May came with some challenges in the form of unexpected house guests, termites eating all the wood around one of the front windows of the house, and so other slights.  So, I got mad.  I was really inflamed.  I didn't quite stick my head out a window and yell, "I'm as mad as hell, and I'm not going to take it anymore!" like in the movie Network, but I got mad as hell and I decided that I was going to take on a project that I have wanted to do for a very long time.  I am not ready to let the blog-sphere or the vast majority of my friends or family know about this, because I want to keep it for myself and not share it.  Pretty damn selfish, huh?  I only let four people know about my secret project and these four people were helpful in giving me some guidance and direction, as well as support.  In time, I will let the cat out of the bag, but not right now.
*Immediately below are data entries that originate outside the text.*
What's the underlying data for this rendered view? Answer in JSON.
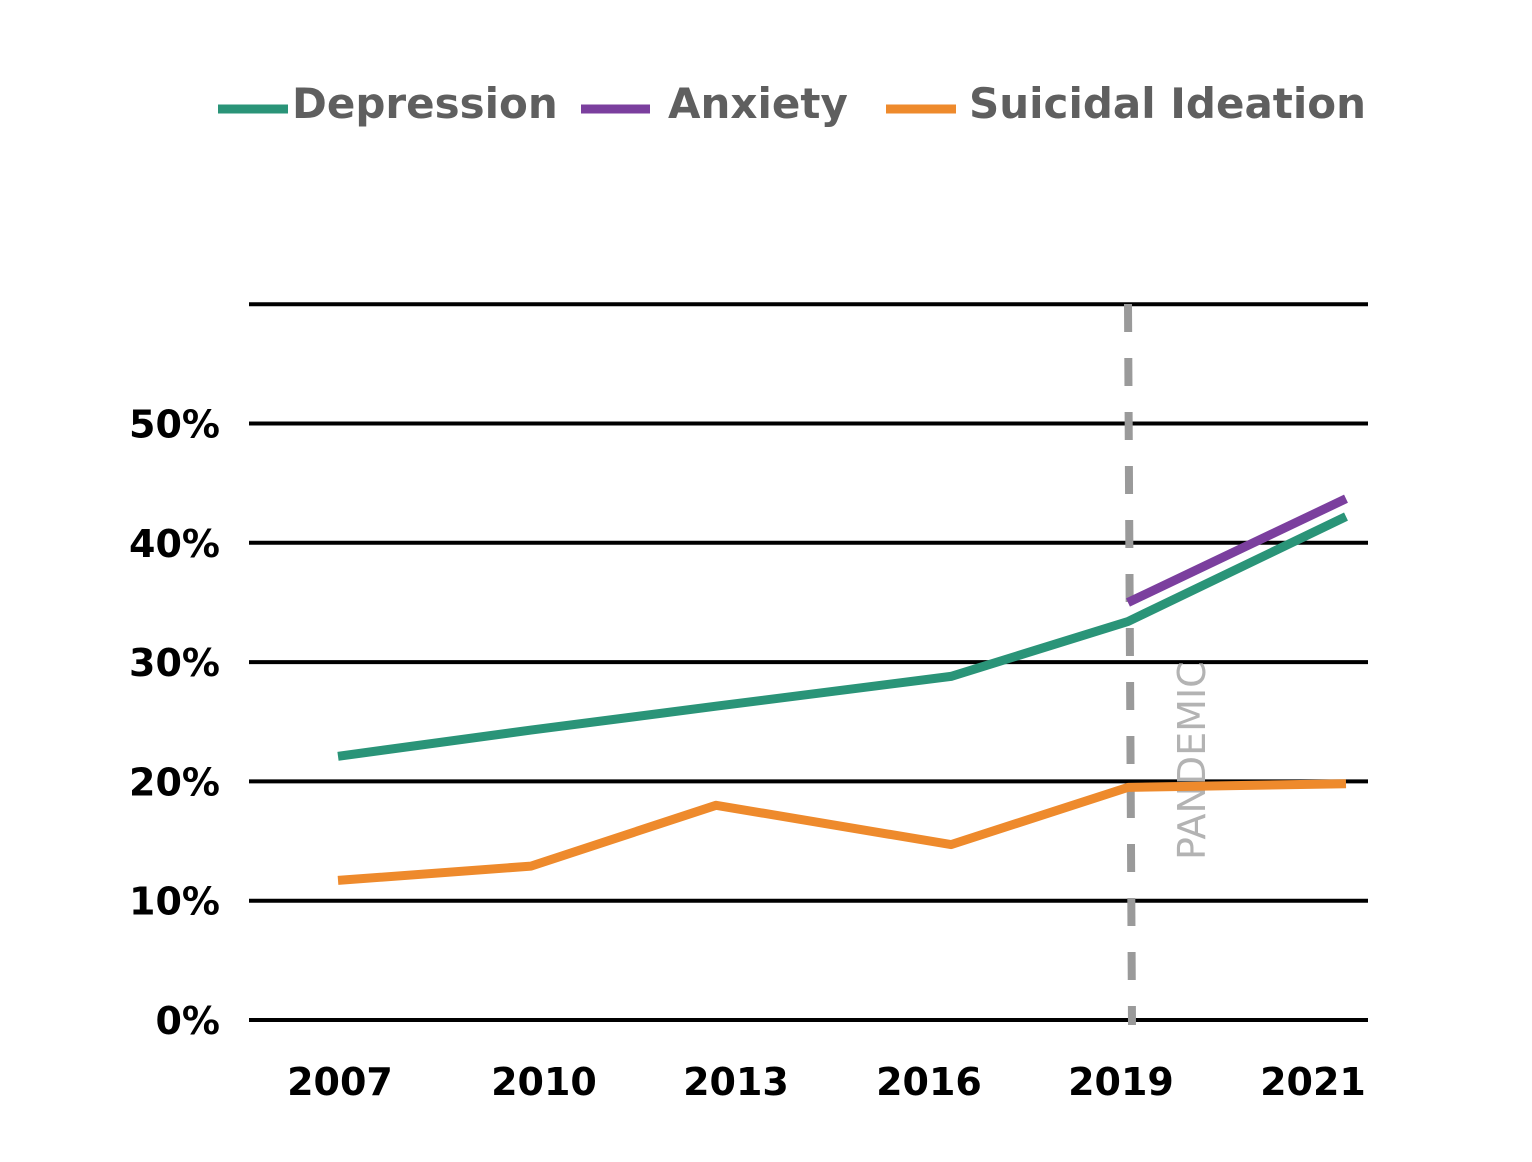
{
  "chart_data": {
    "type": "line",
    "title": "",
    "xlabel": "",
    "ylabel": "",
    "x_ticks": [
      "2007",
      "2010",
      "2013",
      "2016",
      "2019",
      "2021"
    ],
    "y_ticks": [
      "0%",
      "10%",
      "20%",
      "30%",
      "40%",
      "50%"
    ],
    "ylim": [
      0,
      60
    ],
    "grid": true,
    "legend_position": "top",
    "colors": {
      "depression": "#2a9478",
      "anxiety": "#7b3f9e",
      "suicidal_ideation": "#ee8a2c",
      "pandemic_line": "#9a9a9a",
      "gridline": "#000000"
    },
    "series": [
      {
        "key": "depression",
        "name": "Depression",
        "color": "#2a9478",
        "points": [
          [
            2007,
            22.1
          ],
          [
            2010,
            24.3
          ],
          [
            2013,
            26.3
          ],
          [
            2016,
            28.8
          ],
          [
            2019,
            33.4
          ],
          [
            2021,
            42.2
          ]
        ]
      },
      {
        "key": "anxiety",
        "name": "Anxiety",
        "color": "#7b3f9e",
        "points": [
          [
            2019,
            35.0
          ],
          [
            2021,
            43.7
          ]
        ]
      },
      {
        "key": "suicidal_ideation",
        "name": "Suicidal Ideation",
        "color": "#ee8a2c",
        "points": [
          [
            2007,
            11.7
          ],
          [
            2010,
            12.9
          ],
          [
            2013,
            18.0
          ],
          [
            2016,
            14.7
          ],
          [
            2019,
            19.5
          ],
          [
            2021,
            19.8
          ]
        ]
      }
    ],
    "annotations": [
      {
        "type": "vertical-dashed-line",
        "x": 2019,
        "label": "PANDEMIC"
      }
    ]
  }
}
Right now, I have work to do.  I have to take the derailed train and get the cars back on the track.  i have to get the engine stoked with fuel to start moving it down the tracks.  With movement, the laws of physics says that there will be momentum.  I need to overcome the friction that is keeping the wheels from turning.  I have to polish the brass bell.  It is so much work that it seems overwhelming, but I know that I have to do it because if I don't, the moving parts will rust up and things will get beyond repair.  The first item to work on is not the engine, but the control panel.  


Things might not be terribly exciting to read about, but at least I will start having some things to blog about.